Sin embargo, lo más llamativo de la comparecencia de Christine Lagarde estaba en las previsiones de inflación para el próximo año. El BCE comenzó diciendo que la inflación era cuestión de meses; después rectificó y dijo que duraría más de lo previsto y ayer no sólo apuntó que los precios se mantendrían altos «la mayor parte de 2022», sino que casi duplicó sus proyecciones para el próximo año. En concreto, las elevó desde el 1,7% que predijo en septiembre hasta el 3,2% de este jueves.

«Este cambio es de una magnitud relevante, lo que demuestra que el BCE no es infalible, por ello pensamos que se equivoca al no subir tipos de interés en 2022 dadas las fuertes expectativas de crecimiento del PIB y de la inflación», apunta Hernán Cortés,socio de Olea Gestión y cogestor del fondo Olea Neutral.
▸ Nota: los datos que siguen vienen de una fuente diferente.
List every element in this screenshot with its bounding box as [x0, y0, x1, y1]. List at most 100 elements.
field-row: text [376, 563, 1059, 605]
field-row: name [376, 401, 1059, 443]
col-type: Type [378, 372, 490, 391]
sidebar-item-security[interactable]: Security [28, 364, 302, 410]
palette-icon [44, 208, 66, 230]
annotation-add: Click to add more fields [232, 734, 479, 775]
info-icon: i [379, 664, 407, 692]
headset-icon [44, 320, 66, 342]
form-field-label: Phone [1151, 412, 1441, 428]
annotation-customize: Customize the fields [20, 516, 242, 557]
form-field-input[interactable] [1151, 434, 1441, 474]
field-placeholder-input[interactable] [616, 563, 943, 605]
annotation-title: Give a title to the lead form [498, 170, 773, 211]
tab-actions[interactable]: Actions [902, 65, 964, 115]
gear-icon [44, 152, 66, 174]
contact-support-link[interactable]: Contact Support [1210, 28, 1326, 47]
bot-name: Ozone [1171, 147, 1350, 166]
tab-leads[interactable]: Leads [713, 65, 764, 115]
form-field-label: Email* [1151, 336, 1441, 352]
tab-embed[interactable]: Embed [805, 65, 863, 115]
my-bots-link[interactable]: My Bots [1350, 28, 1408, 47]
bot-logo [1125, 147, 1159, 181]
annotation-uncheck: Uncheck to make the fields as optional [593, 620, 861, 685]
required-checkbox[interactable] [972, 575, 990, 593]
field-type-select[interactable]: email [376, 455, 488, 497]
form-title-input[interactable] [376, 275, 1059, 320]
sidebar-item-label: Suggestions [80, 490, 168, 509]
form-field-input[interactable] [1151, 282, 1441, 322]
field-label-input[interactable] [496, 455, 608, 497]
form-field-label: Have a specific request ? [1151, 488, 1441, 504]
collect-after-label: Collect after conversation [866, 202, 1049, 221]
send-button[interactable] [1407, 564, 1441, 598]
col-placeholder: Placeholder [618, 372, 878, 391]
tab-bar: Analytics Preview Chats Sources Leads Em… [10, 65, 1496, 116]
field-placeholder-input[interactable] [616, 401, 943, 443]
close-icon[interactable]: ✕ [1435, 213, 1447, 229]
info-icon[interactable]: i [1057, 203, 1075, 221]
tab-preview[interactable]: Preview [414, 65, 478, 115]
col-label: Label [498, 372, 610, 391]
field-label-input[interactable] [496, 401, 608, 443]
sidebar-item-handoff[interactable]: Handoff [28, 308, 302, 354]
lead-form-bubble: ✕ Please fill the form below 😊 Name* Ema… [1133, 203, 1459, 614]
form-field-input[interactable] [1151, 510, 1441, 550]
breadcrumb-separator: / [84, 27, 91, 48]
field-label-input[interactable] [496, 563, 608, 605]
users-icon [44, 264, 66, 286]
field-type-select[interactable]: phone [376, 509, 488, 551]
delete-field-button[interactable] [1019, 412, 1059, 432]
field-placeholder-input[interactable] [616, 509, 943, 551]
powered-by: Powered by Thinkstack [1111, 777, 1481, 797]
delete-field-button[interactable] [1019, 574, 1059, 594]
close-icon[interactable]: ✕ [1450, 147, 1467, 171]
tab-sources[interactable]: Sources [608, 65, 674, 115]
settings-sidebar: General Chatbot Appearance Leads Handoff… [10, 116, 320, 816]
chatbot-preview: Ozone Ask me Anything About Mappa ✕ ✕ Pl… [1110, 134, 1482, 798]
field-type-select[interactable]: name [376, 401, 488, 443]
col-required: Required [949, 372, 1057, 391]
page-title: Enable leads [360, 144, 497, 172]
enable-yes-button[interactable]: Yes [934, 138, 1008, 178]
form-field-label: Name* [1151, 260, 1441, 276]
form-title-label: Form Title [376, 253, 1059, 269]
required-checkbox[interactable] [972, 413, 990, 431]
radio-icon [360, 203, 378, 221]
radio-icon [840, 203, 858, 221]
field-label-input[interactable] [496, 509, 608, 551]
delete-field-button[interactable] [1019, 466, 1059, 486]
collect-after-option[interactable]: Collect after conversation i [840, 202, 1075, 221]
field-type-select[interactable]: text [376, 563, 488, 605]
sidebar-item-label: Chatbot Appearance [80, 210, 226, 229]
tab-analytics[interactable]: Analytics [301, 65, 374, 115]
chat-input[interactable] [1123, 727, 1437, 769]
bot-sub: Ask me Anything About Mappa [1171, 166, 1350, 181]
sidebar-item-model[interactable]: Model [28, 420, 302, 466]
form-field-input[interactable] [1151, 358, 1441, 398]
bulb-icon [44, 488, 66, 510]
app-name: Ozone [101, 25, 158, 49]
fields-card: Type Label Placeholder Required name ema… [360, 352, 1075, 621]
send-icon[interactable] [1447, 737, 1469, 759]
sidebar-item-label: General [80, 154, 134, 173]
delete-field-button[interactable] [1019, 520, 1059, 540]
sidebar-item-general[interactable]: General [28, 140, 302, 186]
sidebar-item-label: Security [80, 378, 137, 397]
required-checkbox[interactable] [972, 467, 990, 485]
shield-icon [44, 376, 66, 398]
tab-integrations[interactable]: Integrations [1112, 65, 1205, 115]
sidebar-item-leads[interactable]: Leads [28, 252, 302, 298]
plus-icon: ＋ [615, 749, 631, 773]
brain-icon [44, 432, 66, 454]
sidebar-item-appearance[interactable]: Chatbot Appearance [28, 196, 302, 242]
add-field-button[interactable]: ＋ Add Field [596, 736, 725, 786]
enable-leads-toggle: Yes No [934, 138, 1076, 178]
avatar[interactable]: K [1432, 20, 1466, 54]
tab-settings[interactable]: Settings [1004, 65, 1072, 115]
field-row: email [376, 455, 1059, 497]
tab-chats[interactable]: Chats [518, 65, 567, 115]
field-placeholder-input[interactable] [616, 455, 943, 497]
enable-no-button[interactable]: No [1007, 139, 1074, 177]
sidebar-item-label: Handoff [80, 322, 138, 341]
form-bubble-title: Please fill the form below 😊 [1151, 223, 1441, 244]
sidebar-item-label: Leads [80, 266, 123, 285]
«En un contexto de aumento de la trayectoria prevista para la inflación, esta decisión ha despertado interrogantes. Como en el caso de la Fed y el Banco de Inglaterra, esto podría haber provocado una respuesta en materia de política monetaria, pero hoy el BCE no ha querido hacer más», añade Ulrike Kastens, economista europeo para DWS.

Los precios no son el único factor que condiciona la hoja de ruta del Banco Central Europeo. Enfrente tiene la recuperación de la economía de la región, que en los últimos meses ha ralentizado su ritmo; para 2022, de hecho, ha reducido los pronósticos de crecimiento del 4,6% al 4,2%. Lagarde dio muestras ayer de su preocupación por este aspecto y explicó que su hoja de ruta trata de mantener el equilibrio entre ambos aspectos. El principal temor del propio BCE, de los mercados y economistas es que una retirada precipitada de los estímulos frene de golpe la evolución de la economía, como sucedió en la anterior crisis financiera, y tire por tierra los esfuerzos realizados en los últimos años.

Todo comenzó con el «Whatever it takes» de Mario Draghi durante su presidencia en el BCE. El plan de expansión monetaria iniciado por el italiano contuvo la crisis financiera que casi se lleva por delante al euro y a varios países en el año 2012 y Lagarde decidió seguir esa estela regando los mercados de liquidez para hacer frente al impacto de la pandemia. Las compras masivas de deuda han permitido a los Estados, empresas y familias financiarse durante años a costes muy bajos y ello ha permitido a los países aumentar el gasto a precios asumibles.

La otra cara de estas medidas es que los países han acumulado un volumen de deuda que podría ocasionarles problemas financieros y presupuestarios si los estímulos se retiran de forma brusca o si los tipos de interés suben mucho en muy poco tiempo, de ahí las cautelas en la retirada.

España es uno de los países que más se ha beneficiado durante estos años de esas compras masivas de deuda pública y privada por parte del BCE. Los costes de financiación del Estado español se han reducido y las empresas y familias del país, como ha ocurrido en el resto de miembros, han tenido acceso a una financiación más barata.

Si el BCE decidiera ahora un repliegue de mayor envergadura o a mayor velocidad, España, junto con otros países como Italia, sería uno de los países que podría enfrentar serias dificultades de estabilidad financiera para su economía.

Es una de las incógnitas, sobre todo teniendo en cuenta que tanto la Fed como el Banco de Inglaterra ya han comenzado el camino de ascenso. Los expertos coinciden en que no será antes de 2023 y así lo dejó entrever también ayer Lagarde. Konstantin Veit, gestor de carteras de PIMCO, apunta en este sentido que «aunque esperamos una reducción gradual del ritmo de las compras netas de activos a medida que mejore la situación de la pandemia, sigue siendo menos probable que el BCE ponga fin a la relajación cuantitativa y suba los tipos de interés oficiales en un futuro próximo».